The topics come from the men themselves in the group, ideas that Gordon himself has been thinking about or listening to, or topics he feels are relevant and affect people on an every day basis.
Some topics they’ve covered include co-parenting, what it means to be a husband, the effects of social media, and the difference between being masculine and being an alpha male.
It’s bigger than just a group
Gordon knew the group was meant for something bigger when they talked about the true definition of pride in an earlier meet-up. During the session, he asked each of the men to exchange numbers, and during the week, they had to reach out to at least one person in the group about something they were going through, and it had to be someone random that they didn’t know.
After that, Gordon said the group reached a new level of trust, something he still feels today.
Alan Byrd is a police officer who heard about the group through his neighbor. He has held cookouts on his back deck and would get together with five or six guys to talk about religion, politics, and the cultural climate of the day.
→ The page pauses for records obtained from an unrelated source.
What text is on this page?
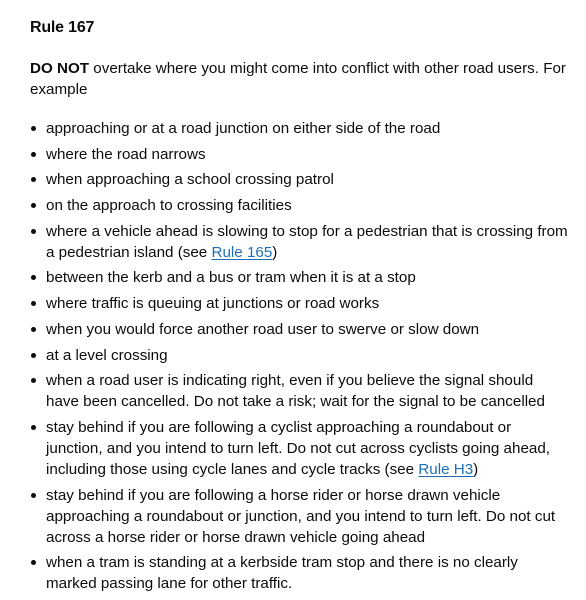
Rule 167

DO NOT overtake where you might come into conflict with other road users. For example

approaching or at a road junction on either side of the road
where the road narrows
when approaching a school crossing patrol
on the approach to crossing facilities
where a vehicle ahead is slowing to stop for a pedestrian that is crossing from a pedestrian island (see Rule 165)
between the kerb and a bus or tram when it is at a stop
where traffic is queuing at junctions or road works
when you would force another road user to swerve or slow down
at a level crossing
when a road user is indicating right, even if you believe the signal should have been cancelled. Do not take a risk; wait for the signal to be cancelled
stay behind if you are following a cyclist approaching a roundabout or junction, and you intend to turn left. Do not cut across cyclists going ahead, including those using cycle lanes and cycle tracks (see Rule H3)
stay behind if you are following a horse rider or horse drawn vehicle approaching a roundabout or junction, and you intend to turn left. Do not cut across a horse rider or horse drawn vehicle going ahead
when a tram is standing at a kerbside tram stop and there is no clearly marked passing lane for other traffic.
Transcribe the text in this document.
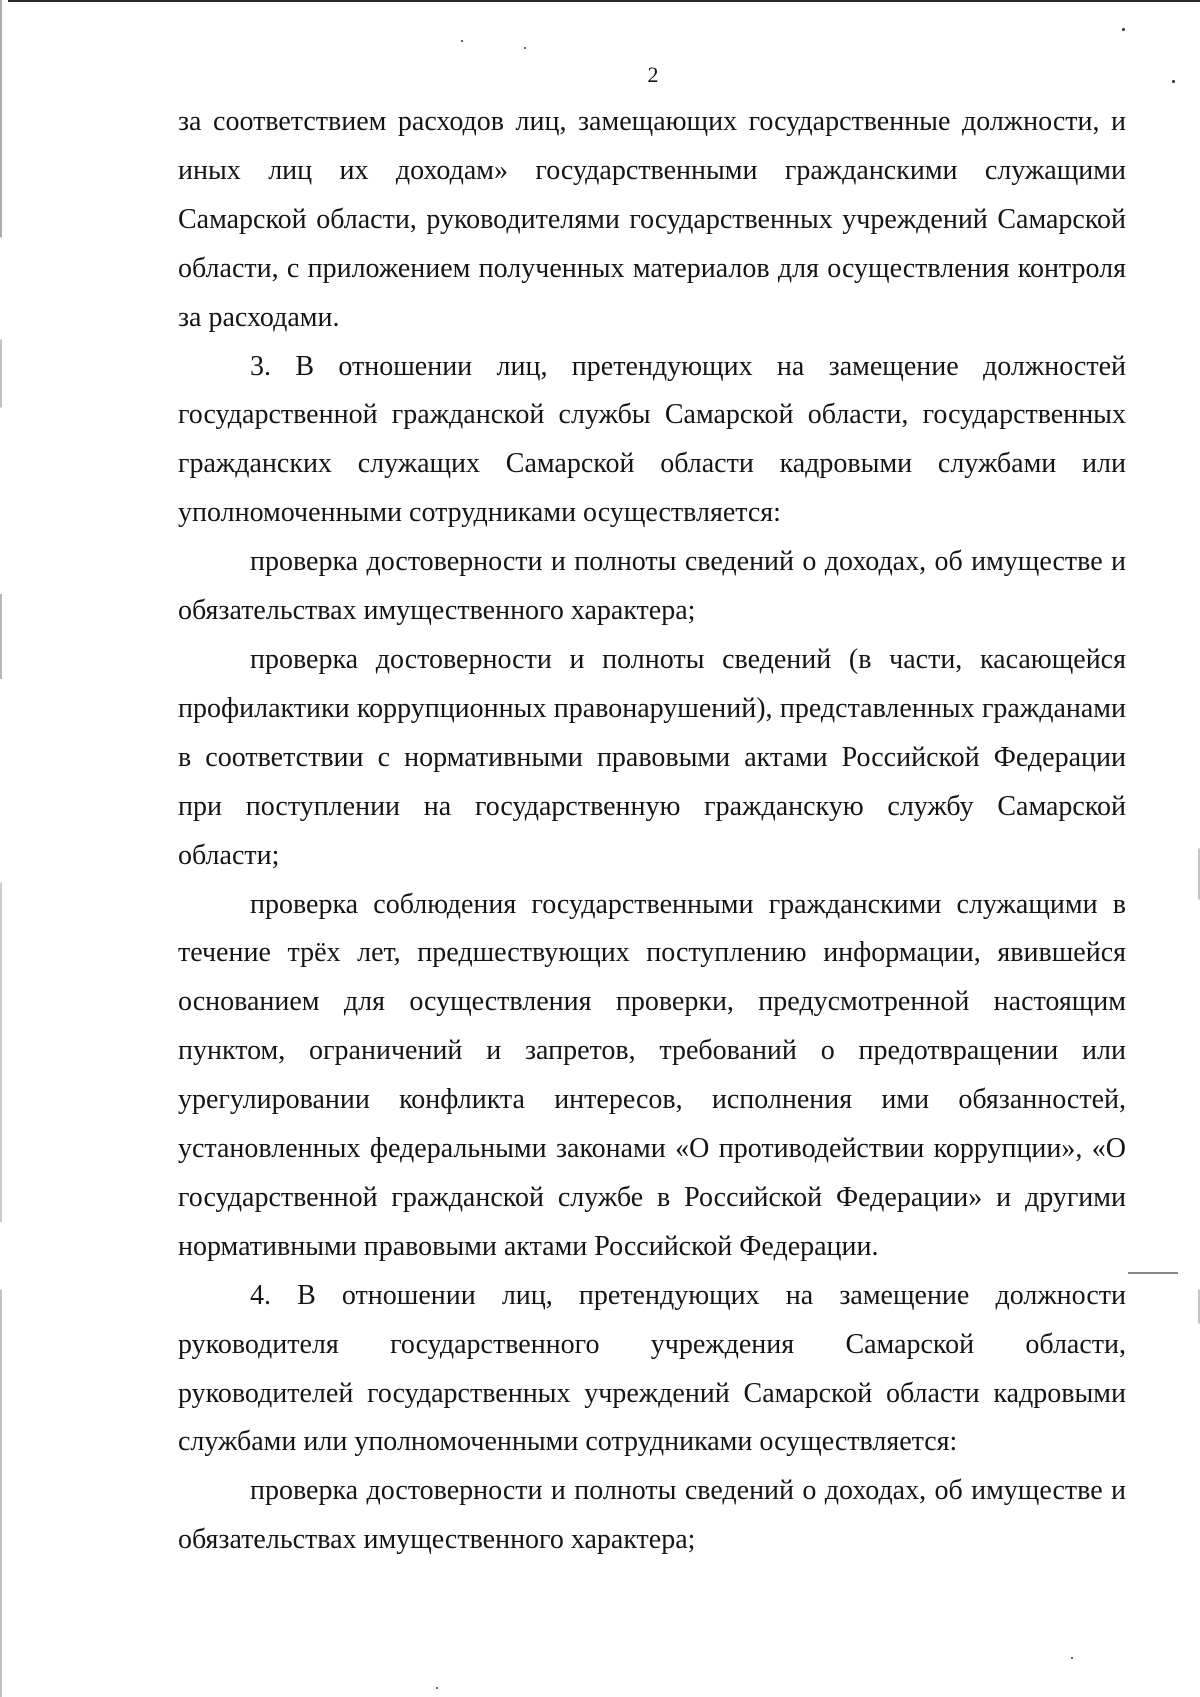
2

за соответствием расходов лиц, замещающих государственные должности, и иных лиц их доходам» государственными гражданскими служащими Самарской области, руководителями государственных учреждений Самарской области, с приложением полученных материалов для осуществления контроля за расходами.

3. В отношении лиц, претендующих на замещение должностей государственной гражданской службы Самарской области, государственных гражданских служащих Самарской области кадровыми службами или уполномоченными сотрудниками осуществляется:

проверка достоверности и полноты сведений о доходах, об имуществе и обязательствах имущественного характера;

проверка достоверности и полноты сведений (в части, касающейся профилактики коррупционных правонарушений), представленных гражданами в соответствии с нормативными правовыми актами Российской Федерации при поступлении на государственную гражданскую службу Самарской области;

проверка соблюдения государственными гражданскими служащими в течение трёх лет, предшествующих поступлению информации, явившейся основанием для осуществления проверки, предусмотренной настоящим пунктом, ограничений и запретов, требований о предотвращении или урегулировании конфликта интересов, исполнения ими обязанностей, установленных федеральными законами «О противодействии коррупции», «О государственной гражданской службе в Российской Федерации» и другими нормативными правовыми актами Российской Федерации.

4. В отношении лиц, претендующих на замещение должности руководителя государственного учреждения Самарской области, руководителей государственных учреждений Самарской области кадровыми службами или уполномоченными сотрудниками осуществляется:

проверка достоверности и полноты сведений о доходах, об имуществе и обязательствах имущественного характера;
When he heard of the group, which felt like something he was already doing on a bigger scale, he was all in.
There’s a comfortability and familiarity about talking to other Black men about different topics, Byrd said. He said that sometimes it’s easier to understand and accept things coming from your own community.
Another support group participant, Cedric Wise, also felt the group’s acceptance and lack of judgment when talking about sensitive issues. Even though the men might disagree on topics, it’s a practice that lets them sit with different perspectives.

“One day I came in and told everybody how I just was burnt out from having to do so much work, kids, you know, being married, all that stuff,” he said.
He continued, “So I gave them that, and they gave me back a whole bunch of positives and like, ways I can release or ways I can kind of like regain myself. You know what I mean?”
Tyreek Brown is a case manager and peer service supervisor at Healing Hurt People. He and Gordon went to college together. He has seen Gordon’s work for years, hosting similar groups even back in college.
Gordon brainstormed ideas for the Men Empowering Men group with Brown, and they both witnessed its growth.
For Brown, it comes down to the fact that mental health matters. And so does a sense of community.
“And the biggest thing is taking the time to be open with one another. Even if you don’t agree on things, meeting people where they are, and seeing things from different vantage points where you’re able to then talk about it. You might not agree with things, but then you still could talk about it openly and effectively,” said Brown.